Short-term insurance is a financial guardrail against unexpected misfortunes where your insurer will pay for repairs or replacement, or a cash lump sum. The type of payout you receive will depend on the kind of short- term insurance you have. In a nutshell, short-term insurance repairs or replaces your valuable possessions and helps finance unforeseen liabilities that we cannot realistically afford to pay on our own.

 

Long-Term Insurance

Long-term insurance is “you insurance” because it covers bad things that might happen to you. 

It seeks to compensate you or your loved ones for life changing events such as disability, critical illness, loss of income and loss of life.

Some examples of long-term insurance products are income protection to protect you if you can’t work anymore (retrenchment), disability cover to protect you if you become disabled (partial or full disability), and critical illness/dread disease cover to provide for you if you get seriously ill (cancer, stroke, heart attack). These types of insurance products provide either a monthly income for the rest of your life or a lump sum payout. 

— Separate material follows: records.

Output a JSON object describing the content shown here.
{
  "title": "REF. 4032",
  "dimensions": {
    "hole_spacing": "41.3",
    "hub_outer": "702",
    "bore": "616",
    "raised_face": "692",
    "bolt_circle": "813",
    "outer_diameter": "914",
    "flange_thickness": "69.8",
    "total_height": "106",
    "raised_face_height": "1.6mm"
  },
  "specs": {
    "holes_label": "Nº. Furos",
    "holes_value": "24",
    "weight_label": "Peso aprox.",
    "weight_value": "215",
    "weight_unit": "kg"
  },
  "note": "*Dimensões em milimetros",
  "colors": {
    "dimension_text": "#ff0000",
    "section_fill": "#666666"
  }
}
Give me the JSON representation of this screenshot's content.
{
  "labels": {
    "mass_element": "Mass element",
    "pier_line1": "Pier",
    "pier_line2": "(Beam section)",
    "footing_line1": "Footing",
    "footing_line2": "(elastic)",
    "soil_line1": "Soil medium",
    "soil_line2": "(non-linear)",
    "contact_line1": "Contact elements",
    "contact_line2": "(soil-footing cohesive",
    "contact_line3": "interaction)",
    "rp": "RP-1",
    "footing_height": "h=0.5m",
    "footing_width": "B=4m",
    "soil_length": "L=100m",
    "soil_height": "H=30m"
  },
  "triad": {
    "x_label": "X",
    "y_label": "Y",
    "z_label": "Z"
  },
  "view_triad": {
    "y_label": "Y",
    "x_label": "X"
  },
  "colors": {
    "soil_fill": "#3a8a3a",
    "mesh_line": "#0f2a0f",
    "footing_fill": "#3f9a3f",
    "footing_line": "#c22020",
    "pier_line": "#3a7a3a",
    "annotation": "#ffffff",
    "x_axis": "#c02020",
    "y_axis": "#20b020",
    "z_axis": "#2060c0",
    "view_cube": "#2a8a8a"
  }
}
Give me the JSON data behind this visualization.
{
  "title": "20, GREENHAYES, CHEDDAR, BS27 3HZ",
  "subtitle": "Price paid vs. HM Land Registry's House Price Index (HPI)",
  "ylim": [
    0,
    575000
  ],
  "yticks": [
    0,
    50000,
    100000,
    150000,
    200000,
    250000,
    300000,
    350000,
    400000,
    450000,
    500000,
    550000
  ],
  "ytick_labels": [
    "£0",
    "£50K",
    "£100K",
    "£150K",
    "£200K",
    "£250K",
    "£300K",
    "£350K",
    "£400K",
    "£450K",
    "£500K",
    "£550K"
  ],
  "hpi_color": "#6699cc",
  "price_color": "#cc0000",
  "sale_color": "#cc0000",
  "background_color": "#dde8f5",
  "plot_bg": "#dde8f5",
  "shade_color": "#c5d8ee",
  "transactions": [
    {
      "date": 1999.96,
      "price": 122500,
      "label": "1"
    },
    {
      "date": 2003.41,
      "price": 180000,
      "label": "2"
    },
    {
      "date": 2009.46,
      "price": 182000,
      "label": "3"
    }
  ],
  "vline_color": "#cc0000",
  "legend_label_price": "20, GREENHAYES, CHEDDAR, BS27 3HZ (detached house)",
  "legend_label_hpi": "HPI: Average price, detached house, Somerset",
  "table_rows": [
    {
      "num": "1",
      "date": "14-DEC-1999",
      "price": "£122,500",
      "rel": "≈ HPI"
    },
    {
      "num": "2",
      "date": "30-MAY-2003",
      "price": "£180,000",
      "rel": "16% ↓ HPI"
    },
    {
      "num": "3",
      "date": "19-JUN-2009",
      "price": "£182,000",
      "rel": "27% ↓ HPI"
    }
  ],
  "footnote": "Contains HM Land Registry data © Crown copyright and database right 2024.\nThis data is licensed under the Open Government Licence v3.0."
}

Life cover and credit life cover is taken out to protect the loved ones you leave behind when you die. These policies are usually used to pay off existing debt over houses and cars so that your assets are paid off and remain in your family’s hands and even put children through school. 

Funeral cover pays for the expenses that come with your death or the death of a loved one such as travel and tombstones.

To demonstrate the difference between short-term and long-term insurance and how they complement each other, let’s look at protecting one of your assets: your car. 

You have car insurance that covers your car should you be involved in an accident or cause damage to someone else’s car, which is short-term insurance. 

You also have life and disability cover to protect yourself and your family against any financial burden that could come about should you die or become disabled during a car accident, which is long-term insurance.